Last month's Pacific Telecommunications Council event in Honolulu was the first one I'd been to since 2003. At that time, the carrier sector was reeling from the aftermath of the bandwidth bubble meltdown. The chips were more or less done falling, and the survivors were looking for things to be optimistic about besides a more rational bandwidth business and generally having survived the worst.
Back then, despite the disruptions in the market, the topics at PTC were fairly predictable - wholesale subsea capacity, new builds, satellite capacity, etc.

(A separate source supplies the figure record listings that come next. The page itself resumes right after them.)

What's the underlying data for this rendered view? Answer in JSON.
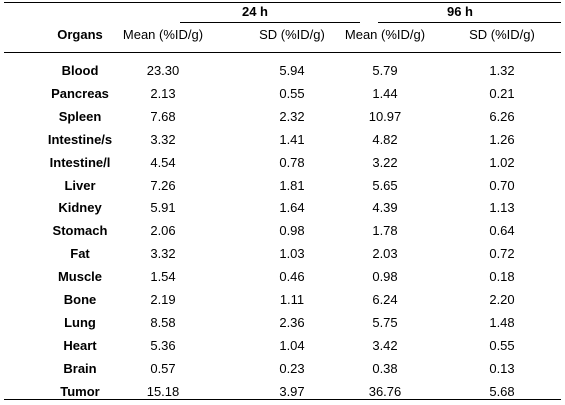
{
  "table": {
    "group_headers": [
      "24 h",
      "96 h"
    ],
    "column_headers": [
      "Organs",
      "Mean (%ID/g)",
      "SD (%ID/g)",
      "Mean (%ID/g)",
      "SD (%ID/g)"
    ],
    "rows": [
      [
        "Blood",
        "23.30",
        "5.94",
        "5.79",
        "1.32"
      ],
      [
        "Pancreas",
        "2.13",
        "0.55",
        "1.44",
        "0.21"
      ],
      [
        "Spleen",
        "7.68",
        "2.32",
        "10.97",
        "6.26"
      ],
      [
        "Intestine/s",
        "3.32",
        "1.41",
        "4.82",
        "1.26"
      ],
      [
        "Intestine/l",
        "4.54",
        "0.78",
        "3.22",
        "1.02"
      ],
      [
        "Liver",
        "7.26",
        "1.81",
        "5.65",
        "0.70"
      ],
      [
        "Kidney",
        "5.91",
        "1.64",
        "4.39",
        "1.13"
      ],
      [
        "Stomach",
        "2.06",
        "0.98",
        "1.78",
        "0.64"
      ],
      [
        "Fat",
        "3.32",
        "1.03",
        "2.03",
        "0.72"
      ],
      [
        "Muscle",
        "1.54",
        "0.46",
        "0.98",
        "0.18"
      ],
      [
        "Bone",
        "2.19",
        "1.11",
        "6.24",
        "2.20"
      ],
      [
        "Lung",
        "8.58",
        "2.36",
        "5.75",
        "1.48"
      ],
      [
        "Heart",
        "5.36",
        "1.04",
        "3.42",
        "0.55"
      ],
      [
        "Brain",
        "0.57",
        "0.23",
        "0.38",
        "0.13"
      ],
      [
        "Tumor",
        "15.18",
        "3.97",
        "36.76",
        "5.68"
      ]
    ]
  }
}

What were they talking about last month?
The cloud.
Okay, yes, they also talked about wholesale subsea capacity, new builds, satellite capacity, etc. But the conference agenda was dominated by the theme of "disruption", and Pacnet chief Bill Barney kicked off the opening keynotes by pointing out just how much the telecom game has already changed. Evidence: the stocks of telecom companies, CDN providers and data center operators have been declining the past few years, while companies like Google and Facebook have quadrupled their market cap in the same time period. (Indeed, a few weeks after he said that, Facebook announced its IPO, which reportedly could fetch a market valuation as high as $100 billion.)
Barney predicted that the biggest industry sectors in the next decade will be social networks, mobile, search and telecom carriers - provided the latter can transform themselves to be integrated into that value chain.
"The data center guys, the CDN guys and the telecom guys will all be in the same business in ten years," he predicted. "We have to change the way we operate if we want to be key players in all this, and we can work together to make sure that happens."
In other words: it's not business-as-usual anymore.
Meanwhile, other CEOs onstage with Barney - including Equinix CEO Steve Smith, KVH chief Richard Warley and Alex Kazerani of EdgeCast (Pacnet's CDN partner) - backed up his statement, maintaining that carriers are in a better position now than they've ever been to work with the Facebooks and Amazons and Googles of the world because they not only have the bandwidth but the business relationships to add value to OTT services that no one else can deliver.
Whether that's true, of course, remains to be seen, and will depend on two things: carriers being able to reinvent themselves sufficiently to be optimum partners and convincing OTT players of the same thing. Either way, a key challenge for carriers is understanding not just that they have to change, but just how much change may be required of them.